As promised, here is this week’s guest blog by Mark Funke on the 2024 Seattle Book Fair.
The Seattle Antiquarian Book Fair is my favorite event of the year and 2024 did not disappoint. I have exhibited as Mark Funke, bookseller in the Emerald City four times. The 2024 fair was my highest grossing Seattle fair to date, even exceeding pre-Covid numbers. Although, truth be told, 2024 sales were not higher on an inflation-adjusted basis than 2019.
We booksellers are known as a grumbling bunch. Just prior to the Seattle fair I participated in an event where expectations (and costs) were not met. And so, I was lamenting to one of my favorite Northwest booksellers on the Sisyphean paradox of book fairs. We are constantly constructing and deconstructing entire mini bookstores for two-day events. She responded with a collegial chiding, and we concluded that I needed an “attitude adjustment”. The true value of a book fair has little to do with renumeration or shuffling books back and forth, rather “we should look at book fairs as a big multi-day party with all our friends.”

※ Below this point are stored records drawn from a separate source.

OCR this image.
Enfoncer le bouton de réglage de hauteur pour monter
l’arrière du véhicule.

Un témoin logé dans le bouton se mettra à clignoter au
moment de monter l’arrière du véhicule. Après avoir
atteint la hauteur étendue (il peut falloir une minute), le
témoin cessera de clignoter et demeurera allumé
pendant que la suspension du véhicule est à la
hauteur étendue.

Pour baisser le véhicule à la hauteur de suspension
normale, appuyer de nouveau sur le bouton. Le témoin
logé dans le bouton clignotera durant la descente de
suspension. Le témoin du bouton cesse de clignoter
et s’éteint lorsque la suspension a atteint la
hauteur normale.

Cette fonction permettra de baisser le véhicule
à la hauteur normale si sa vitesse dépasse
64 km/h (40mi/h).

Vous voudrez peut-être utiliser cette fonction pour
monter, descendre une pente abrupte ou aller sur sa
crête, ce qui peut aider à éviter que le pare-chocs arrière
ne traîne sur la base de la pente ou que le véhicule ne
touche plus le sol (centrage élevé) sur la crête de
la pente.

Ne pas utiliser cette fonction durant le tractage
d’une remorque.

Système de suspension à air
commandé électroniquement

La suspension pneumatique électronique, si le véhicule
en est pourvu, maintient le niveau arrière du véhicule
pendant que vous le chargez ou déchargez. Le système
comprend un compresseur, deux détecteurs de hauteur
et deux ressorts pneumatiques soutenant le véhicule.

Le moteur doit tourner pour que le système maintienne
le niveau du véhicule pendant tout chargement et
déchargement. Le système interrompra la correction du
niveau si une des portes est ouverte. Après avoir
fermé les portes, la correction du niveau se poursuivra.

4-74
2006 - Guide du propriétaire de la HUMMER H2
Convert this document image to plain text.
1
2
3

An “attitude adjustment” is a phrase that is seared in my mind. Over a decade ago my father heard the Hank Williams Jr. song of the same name and decided to buy the CD. I took him to a shop named “The Last Record Store”. After dad confirmed that this was the last store in the area selling physical CDs, I remember him telling the proprietor: “To be the last business in any business is a good business”. At times we antiquarian booksellers feel like the last ones standing in our respective geographic regions. If so, I hope that my father’s quip turns out to be true.
Book fairs take us out of our lonely “last person standing” bubbles and let us connect with other book people. If we can have good conversations and good dinners with people we like and respect, then regardless of sales the book fair is a success.
SABF’24 Statistics
Inventory: 16 boxes to Seattle and 10 boxes retour.
Books purchased: 2
Most expensive single book we are aware of selling at the fair: $22,000 (not ours)
Gummy bear index: 4 ½ pounds consumed.
We hand out gummy bears at our booth. Seattle consistently has the “hungriest” fairgoers with a higher rate of consumption than ABAA fairs.
Out of state tax compliance: 5-stars.
Compliance for Washington State takes 15 minutes. The California Franchise Tax Board should take note!
Dealer lounge: 5-stars.
Eli from Pelican Bay Books kept high-quality coffee brewing all day. The pastries from Macrina Bakery are to die for; there was a variety of fresh fruit, sparkling water and lovely bouquets of fresh flowers.
Traveling buyers: We encountered private customers who traveled from Utah, Idaho, and Arizona for the fair. Both Bauman Rare Books and Maggs Bros. Ltd. did not exhibit but had a bookseller scout the floor.
Institutional customers: Three (at my booth).
That is more than last year due to fair owner Bill Wolfe’s concerted effort to invite them.
Miles driven: 1,683
Book stores visited: Five.
Munster & Company provided a well needed collegial break in Corvallis, Oregon on the drive up;
Long Bros. Fine & Rare Books – a true jewel box of a shop – hosted wine & snacks;
Mercer Street Books, directly by the venue allowed for lovely browsing;
after pack-up I visited my good friend Nils’s shop Ballard Books combined with respite at Hattie’s Hat (a true Seattle institution); and Monday after the fair, Peruse the Stacks in Gig Harbor, Washington hosted a scrumptious breakfast for dealers heading back south.
By all accounts the 2024 Seattle Antiquarian Book Fair was fantastic, and I hope you will join us in 2025.
There is Thingumbob shouting!” the Bellman said,
“He is shouting like mad, only hark!
He is waving his hands, he is wagging his head,
He has certainly found a Snark – free rare book show review.
It sounds like a good time was had by all.